Pengaduan lainnya, 14 aduan masalah asuransi, lembaga pembiayaan ada 12 laporan, dan dari bidang lain-lain ada tujuh laporan. Aduan perbankan mendominasi karena jumlah masyarakat yang memanfaatkan layanan tersebut lebih banyak dibandingkan layanan jasa keuangan yang lain.
“Sejak Januari-Juli tepatnya ada 173 pengaduan yang masuk, 140 di antaranya merupakan aduan perbankan. Untuk beberapa persoalan dalam perbankan yang diadukan ke OJK di antaranya permintaan penghapusan bunga karena usaha nasabah yang bersangkutan bangkrut dan kasus lelang,” kata Kepala OJK Surakarta Laksono Dwionggo, Selasa (7/8/2018).

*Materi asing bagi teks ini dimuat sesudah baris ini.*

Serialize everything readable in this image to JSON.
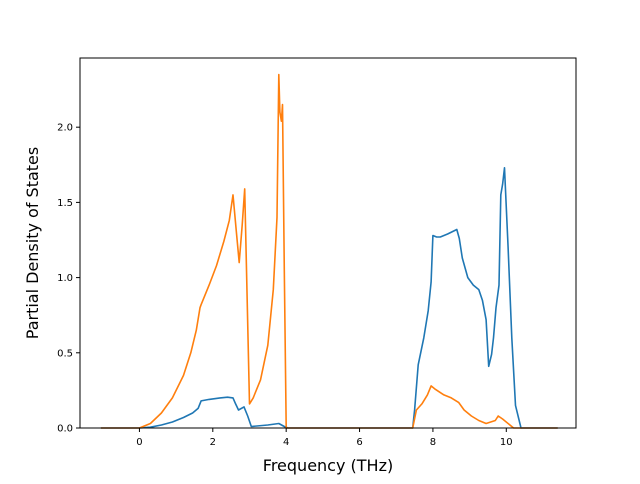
{
  "chart_data": {
    "type": "line",
    "title": "",
    "xlabel": "Frequency (THz)",
    "ylabel": "Partial Density of States",
    "xlim": [
      -1.62,
      11.9
    ],
    "ylim": [
      0.0,
      2.46
    ],
    "xticks": [
      0,
      2,
      4,
      6,
      8,
      10
    ],
    "yticks": [
      0.0,
      0.5,
      1.0,
      1.5,
      2.0
    ],
    "xtick_labels": [
      "0",
      "2",
      "4",
      "6",
      "8",
      "10"
    ],
    "ytick_labels": [
      "0.0",
      "0.5",
      "1.0",
      "1.5",
      "2.0"
    ],
    "grid": false,
    "legend": "none",
    "series": [
      {
        "color": "#1f77b4",
        "x": [
          -1.05,
          0.0,
          0.3,
          0.6,
          0.9,
          1.2,
          1.45,
          1.6,
          1.68,
          1.9,
          2.2,
          2.4,
          2.55,
          2.62,
          2.7,
          2.85,
          2.95,
          3.05,
          3.5,
          3.8,
          3.95,
          4.05,
          7.45,
          7.5,
          7.6,
          7.75,
          7.87,
          7.95,
          8.0,
          8.1,
          8.2,
          8.4,
          8.65,
          8.72,
          8.8,
          8.95,
          9.1,
          9.25,
          9.35,
          9.45,
          9.52,
          9.6,
          9.65,
          9.72,
          9.8,
          9.85,
          9.9,
          9.95,
          10.05,
          10.15,
          10.25,
          10.4,
          11.4
        ],
        "y": [
          0.0,
          0.0,
          0.005,
          0.02,
          0.04,
          0.07,
          0.1,
          0.13,
          0.18,
          0.19,
          0.2,
          0.205,
          0.2,
          0.16,
          0.12,
          0.14,
          0.08,
          0.01,
          0.02,
          0.03,
          0.01,
          0.0,
          0.0,
          0.12,
          0.42,
          0.6,
          0.78,
          0.97,
          1.28,
          1.27,
          1.27,
          1.29,
          1.32,
          1.26,
          1.13,
          1.0,
          0.95,
          0.92,
          0.85,
          0.72,
          0.41,
          0.49,
          0.6,
          0.8,
          0.95,
          1.55,
          1.62,
          1.73,
          1.2,
          0.6,
          0.15,
          0.0,
          0.0
        ]
      },
      {
        "color": "#ff7f0e",
        "x": [
          -1.05,
          0.0,
          0.3,
          0.6,
          0.9,
          1.2,
          1.4,
          1.55,
          1.65,
          1.68,
          1.9,
          2.1,
          2.3,
          2.45,
          2.55,
          2.65,
          2.72,
          2.8,
          2.87,
          3.0,
          3.1,
          3.3,
          3.5,
          3.65,
          3.75,
          3.8,
          3.83,
          3.87,
          3.9,
          3.95,
          4.0,
          7.45,
          7.55,
          7.7,
          7.85,
          7.95,
          8.05,
          8.3,
          8.5,
          8.7,
          8.85,
          9.05,
          9.25,
          9.45,
          9.7,
          9.78,
          9.9,
          10.2,
          11.4
        ],
        "y": [
          0.0,
          0.0,
          0.03,
          0.1,
          0.2,
          0.35,
          0.5,
          0.65,
          0.8,
          0.82,
          0.95,
          1.08,
          1.24,
          1.38,
          1.55,
          1.28,
          1.1,
          1.35,
          1.59,
          0.16,
          0.2,
          0.32,
          0.55,
          0.92,
          1.4,
          2.35,
          2.1,
          2.04,
          2.15,
          1.05,
          0.0,
          0.0,
          0.12,
          0.16,
          0.22,
          0.28,
          0.26,
          0.22,
          0.2,
          0.17,
          0.12,
          0.08,
          0.05,
          0.03,
          0.05,
          0.08,
          0.06,
          0.0,
          0.0
        ]
      }
    ]
  }
}
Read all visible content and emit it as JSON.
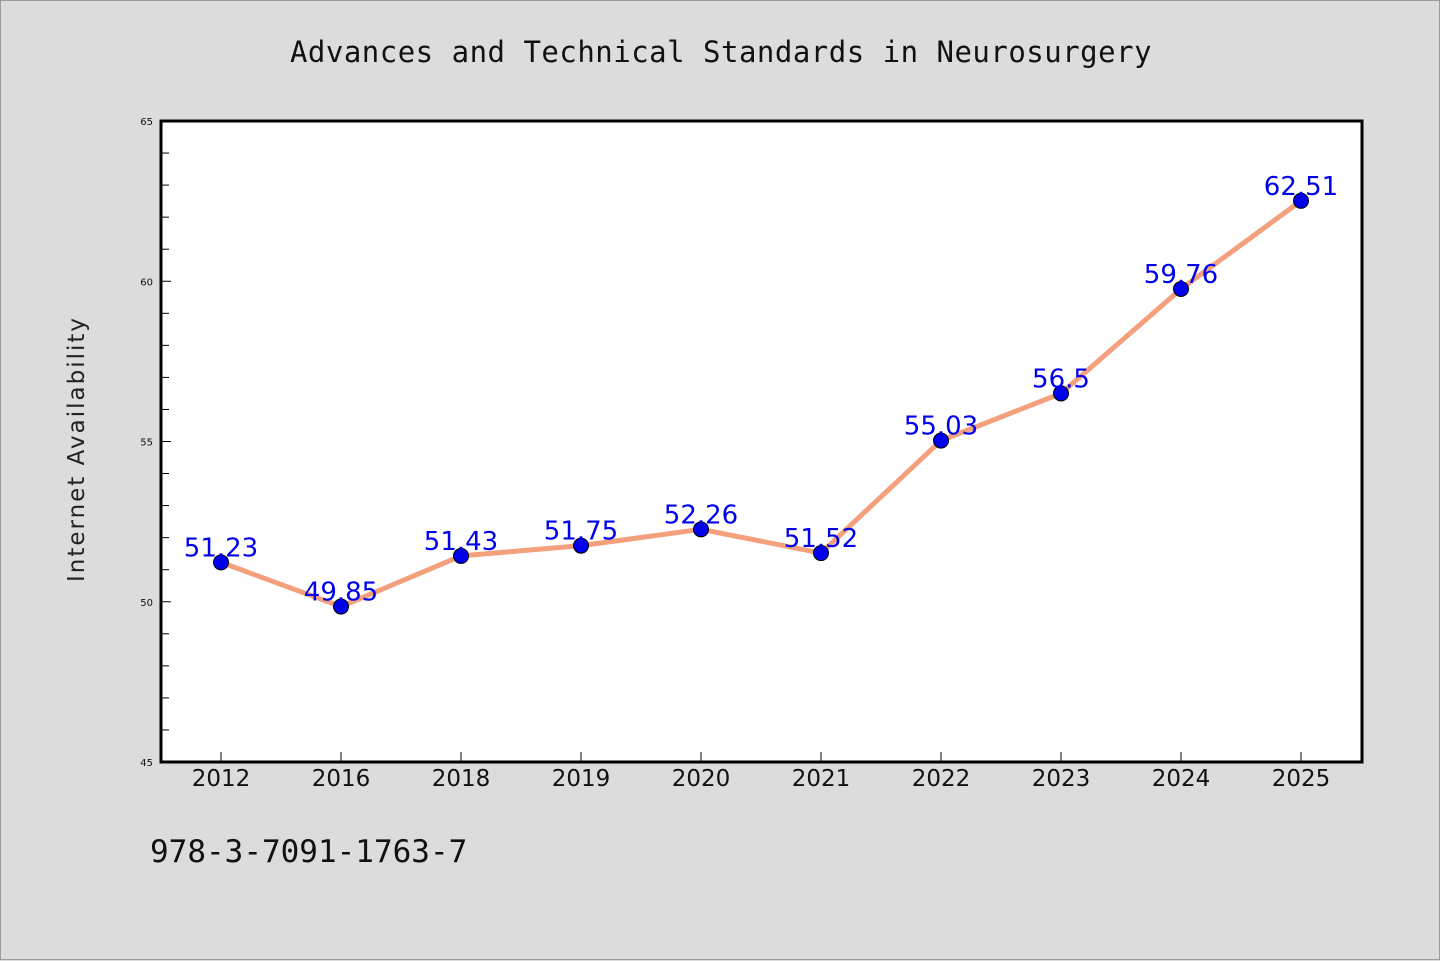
{
  "chart_data": {
    "type": "line",
    "title": "Advances and Technical Standards in Neurosurgery",
    "xlabel": "",
    "ylabel": "Internet Availability",
    "categories": [
      "2012",
      "2016",
      "2018",
      "2019",
      "2020",
      "2021",
      "2022",
      "2023",
      "2024",
      "2025"
    ],
    "series": [
      {
        "values": [
          51.23,
          49.85,
          51.43,
          51.75,
          52.26,
          51.52,
          55.03,
          56.5,
          59.76,
          62.51
        ],
        "data_labels": [
          "51.23",
          "49.85",
          "51.43",
          "51.75",
          "52.26",
          "51.52",
          "55.03",
          "56.5",
          "59.76",
          "62.51"
        ]
      }
    ],
    "ylim": [
      45,
      65
    ],
    "yticks": [
      "45",
      "50",
      "55",
      "60",
      "65"
    ],
    "grid": false,
    "line_color": "#f4a07c",
    "marker_color": "#0000ee",
    "label_color": "#0000ee"
  },
  "footer": {
    "isbn": "978-3-7091-1763-7"
  }
}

OJK sudah mencoba untuk memfasilitasi setiap aduan. Dari tindak lanjut yang dilakukan, berdasarkan data, 87 laporan dianggap sudah selesai, lima laporan sudah dapat diselesaikan namun tidak dalam kewenangan OJK, dan enam laporan dalam proses identifikasi. “Selain itu, ada 75 laporan yang selesai berkat adanya fasilitas dari OJK,” tandasnya.
Diharapkan ke depannya, jumlah pengaduan dapat terus diminimalisasi, seiring dengan edukasi dan sosialisasi mengenai lembaga jasa keuangan yang terus dilakukan oleh OJK kepada masyarakat. (Ant)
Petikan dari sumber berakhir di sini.